The industry suggests “green” hydrogen can make “carbon-free” fertilizer, but
that only greenwashes other issues with fertilizers that need addressing. Big
Ag already over-treats fields, leading to polluted waterways and public health
problems. If the market expands, so will these issues, its climate impacts,
and industry profits.
**Hydrogen “Energy” is Expensive, Inefficient, and Harmful**
Hydrogen is stored, transported, and burned as-is, but it’s also stored and
transported as liquid ammonia. That ammonia is less explosive than pure
hydrogen, but still dangerous. Transitioning hydrogen to ammonia, then back to
hydrogen at end-use, is also energy-intensive.
At the same time, utilities are pushing plans for “hydrogen blending.” That
entails mixing hydrogen with fracked gas in pipelines for home heating and
energy production.
But hydrogen blending can be even more harmful to public health than methane.
Burning it releases six times as much nitrogen oxide as burning methane, which
worsens respiratory harms and other health impacts. Furthermore, it can
require infrastructure changes that increase gas prices for consumers (and
profits for private utilities).
Moreover, this practice is inefficient, emissions-intensive, and doubles down
on the public health risks of fracked gas heating. Any utility or company
advocating for hydrogen in our daily lives is just trying to prolong the life
of their dirty business models.
**Hydrogen Comes for Communities Across the Country**
Hydrogen investment is growing around the world. That support will have dire
consequences if we don’t have guardrails that stop polluting projects hiding
under the guise of “emissions reductions.”
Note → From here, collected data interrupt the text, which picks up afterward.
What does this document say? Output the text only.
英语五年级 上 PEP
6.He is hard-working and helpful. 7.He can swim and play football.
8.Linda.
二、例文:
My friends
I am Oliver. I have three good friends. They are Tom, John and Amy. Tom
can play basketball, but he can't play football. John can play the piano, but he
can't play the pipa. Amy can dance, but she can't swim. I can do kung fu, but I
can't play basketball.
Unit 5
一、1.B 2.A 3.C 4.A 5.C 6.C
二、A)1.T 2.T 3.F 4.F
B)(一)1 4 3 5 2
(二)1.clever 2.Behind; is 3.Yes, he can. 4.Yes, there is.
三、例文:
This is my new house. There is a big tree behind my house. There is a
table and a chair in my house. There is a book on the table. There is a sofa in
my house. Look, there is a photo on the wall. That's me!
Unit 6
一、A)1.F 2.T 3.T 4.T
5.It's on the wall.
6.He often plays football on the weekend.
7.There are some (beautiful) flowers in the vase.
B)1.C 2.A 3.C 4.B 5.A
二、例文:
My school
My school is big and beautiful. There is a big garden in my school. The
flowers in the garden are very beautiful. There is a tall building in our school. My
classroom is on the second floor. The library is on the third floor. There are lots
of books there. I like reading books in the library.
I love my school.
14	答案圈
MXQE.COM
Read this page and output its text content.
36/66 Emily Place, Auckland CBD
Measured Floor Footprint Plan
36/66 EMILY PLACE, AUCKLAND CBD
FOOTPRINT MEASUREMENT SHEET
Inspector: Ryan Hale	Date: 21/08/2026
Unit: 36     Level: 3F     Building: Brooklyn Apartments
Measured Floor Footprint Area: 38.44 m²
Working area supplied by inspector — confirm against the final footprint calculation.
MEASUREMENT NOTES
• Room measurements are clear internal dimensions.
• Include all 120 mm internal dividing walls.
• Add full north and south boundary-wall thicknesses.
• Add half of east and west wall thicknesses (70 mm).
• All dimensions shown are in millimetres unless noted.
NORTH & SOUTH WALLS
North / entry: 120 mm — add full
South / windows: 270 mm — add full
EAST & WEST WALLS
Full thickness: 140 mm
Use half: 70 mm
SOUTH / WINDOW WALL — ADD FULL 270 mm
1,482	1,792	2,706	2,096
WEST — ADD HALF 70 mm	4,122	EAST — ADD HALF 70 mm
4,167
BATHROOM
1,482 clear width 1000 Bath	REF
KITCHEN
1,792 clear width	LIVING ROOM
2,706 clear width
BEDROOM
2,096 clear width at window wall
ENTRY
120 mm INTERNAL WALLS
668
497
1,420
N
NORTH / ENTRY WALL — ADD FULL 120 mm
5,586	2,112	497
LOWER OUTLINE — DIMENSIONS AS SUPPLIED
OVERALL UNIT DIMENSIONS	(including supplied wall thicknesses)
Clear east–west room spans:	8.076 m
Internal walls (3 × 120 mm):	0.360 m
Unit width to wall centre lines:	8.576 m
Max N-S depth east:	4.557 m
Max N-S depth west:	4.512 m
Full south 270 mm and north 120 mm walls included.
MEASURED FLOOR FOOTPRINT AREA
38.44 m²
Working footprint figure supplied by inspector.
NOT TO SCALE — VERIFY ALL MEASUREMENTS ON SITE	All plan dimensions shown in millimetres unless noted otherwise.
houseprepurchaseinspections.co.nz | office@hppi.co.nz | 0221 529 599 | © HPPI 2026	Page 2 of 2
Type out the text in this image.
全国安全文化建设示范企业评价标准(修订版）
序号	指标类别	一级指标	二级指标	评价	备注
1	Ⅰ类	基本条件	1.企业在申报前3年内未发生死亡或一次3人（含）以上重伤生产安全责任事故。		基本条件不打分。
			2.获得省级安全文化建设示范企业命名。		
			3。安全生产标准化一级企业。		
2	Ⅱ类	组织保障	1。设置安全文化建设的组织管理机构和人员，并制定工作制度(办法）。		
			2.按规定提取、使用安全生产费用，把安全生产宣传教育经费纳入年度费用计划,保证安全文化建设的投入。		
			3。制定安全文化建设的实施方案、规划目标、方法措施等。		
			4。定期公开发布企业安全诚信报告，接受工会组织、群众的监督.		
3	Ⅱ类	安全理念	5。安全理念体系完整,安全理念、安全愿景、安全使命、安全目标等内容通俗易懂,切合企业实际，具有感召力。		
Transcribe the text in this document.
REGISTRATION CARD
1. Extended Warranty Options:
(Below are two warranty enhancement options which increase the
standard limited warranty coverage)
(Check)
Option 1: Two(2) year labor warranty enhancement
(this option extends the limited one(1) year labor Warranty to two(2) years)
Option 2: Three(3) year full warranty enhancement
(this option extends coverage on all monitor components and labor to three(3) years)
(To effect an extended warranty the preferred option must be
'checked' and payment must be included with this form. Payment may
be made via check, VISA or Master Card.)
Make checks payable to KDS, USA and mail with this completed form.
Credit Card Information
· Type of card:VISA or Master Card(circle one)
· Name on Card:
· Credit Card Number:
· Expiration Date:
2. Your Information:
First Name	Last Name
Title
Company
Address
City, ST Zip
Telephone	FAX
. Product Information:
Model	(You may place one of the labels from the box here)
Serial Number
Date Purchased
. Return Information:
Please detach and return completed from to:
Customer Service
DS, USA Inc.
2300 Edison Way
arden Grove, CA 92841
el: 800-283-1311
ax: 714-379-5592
Right now, fossil fuel corporations are planning huge blue hydrogen projects,
touting their “clean” credentials. But no one should call any of these
projects “clean” when they prolong the life of polluting infrastructure,
instead of shutting it down.
**The Ohio River Valley faces one such project: a massive hydrogen hub
spanning Pennsylvania, Ohio, and West Virginia. It stands to further harm a
region already threatened by fracking and petrochemical infrastructure.**
Meanwhile, in New Jersey, the fossil fuel industry is pushing legislation to
define hydrogen and other petrochemicals as “renewable natural gas.” This
would allow utilities to charge ratepayers for dirty energy investments, while
claiming them as “renewable.”
In Los Angeles, the City Council is advancing hydrogen plans that will keep
dirty power plants online, rather than shutting them down and replacing them
with clean renewable energy.
**We’ll Stay Vigilant as Hydrogen Hype Rises Higher**
No matter the color, hydrogen is full of problems. It greenwashes and
entrenches harmful industries like oil refining, fracking, and unsustainable
fertilizer. And while there could be a few niche uses for hydrogen energy,
there’s no reason to use it in, say, cars and home heating — other than
corporate profits.
As the hydrogen hype grows, we need to stay wary of industry claims. Before
making any investments in hydrogen or issuing permits, governments must
evaluate the full impact of hydrogen. That includes comparing it to the tools
we already have to transition away from fossil fuels, including
electrification, energy efficiency, and clean renewable energy.